I've got a stub from one with Ernest Dennis v Barry Taylor. I'd love a front row seat and a wheelie bin full of popcorn. Oh and a seatbelt. Strap me in and turn the music down. Jean gets held back by James in a Jerry Springer style stage invasion. That Chinese woman on board trying to get through the wall of Doyle security guards. Conway and Chein just sat whispering to each other. Billy Bean turns up with a signed baseball bat. Dave Cooper shatting himself at how his half time impressions will go down due to the toxic crowd reaction to his new Chinese impressions. Meanwhile the capacity crowd are baying for blood as Redfearns Bar are told to pull the shutters down and stop serving on police advise. It's carnage ! Conway starts, using millions of words in answer to a simple yes or no question. James just uses a spreadsheet for his replies. Jeans still frothing at the mouth like a police German shepherd on matchday. Chein still not got a clue what's going on but looks happy. Bean is sat tapping the baseball bat in what can only be described as menacing. The Chinese woman, who nobody knows is eyeing a gap in the Doyle cordon to get at Jean.

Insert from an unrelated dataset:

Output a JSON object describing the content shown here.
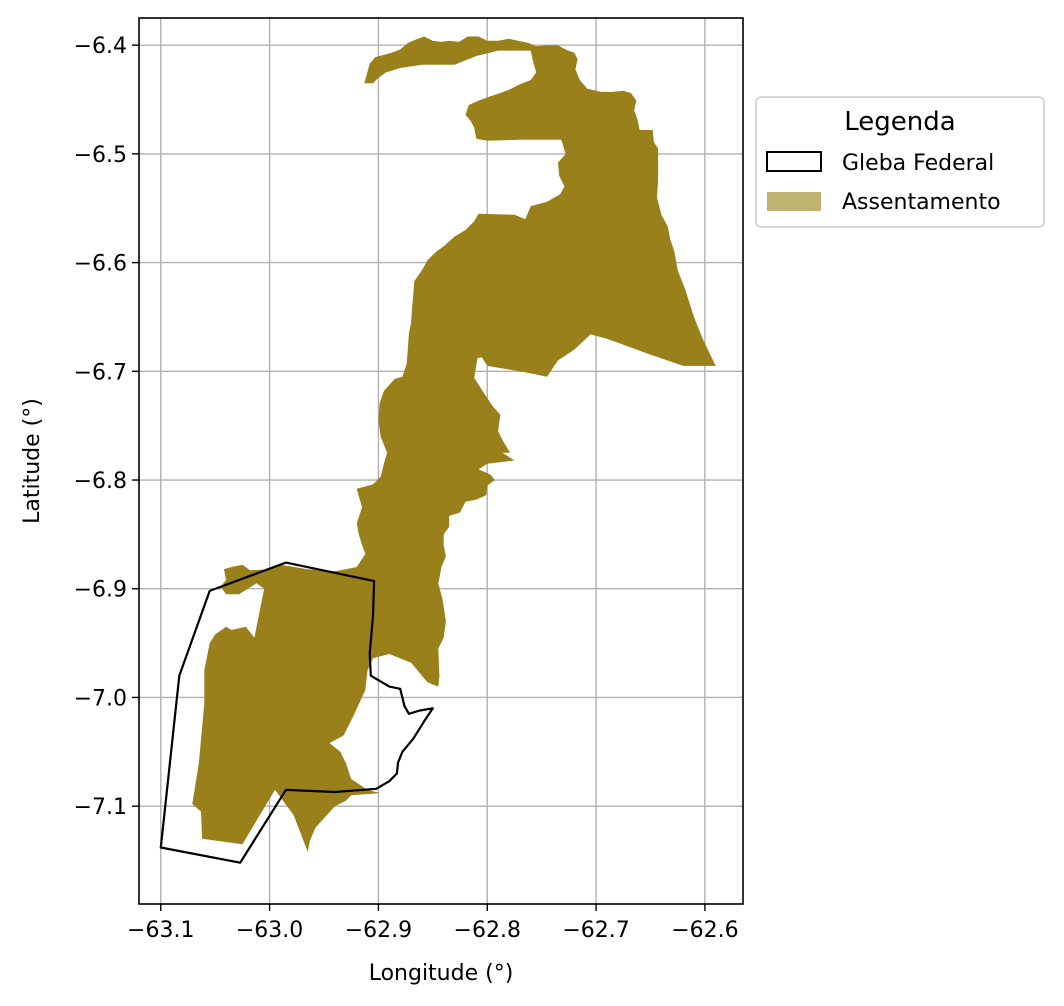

Conway is still answering the question but nobody is listening as they've moved on. The halftime bullsh1t bingo is nearly on us. I've already ticked off progress, continuity, business and plan so I'm on a winner as I've 4 corners. Dave Cooper has bottled it and done one. Then whoosh, tannoy announcement. It's time to go home, both legal teams have flown in and arrived from such places as the Camen Islands and Dodeth. Cancelled on legal advise. Tickets are though redeemable for the rematch. BFCST will be announcing details forthwith.... Crikey that was one furked up dream...
Is it on iFollow and covered by the season ticket - I might even stump up a tenner to watch it if it is only pay per view
I sometimes wonder myself. Disclaimer * No recreational drugs or otherwise were abused in the making of this post.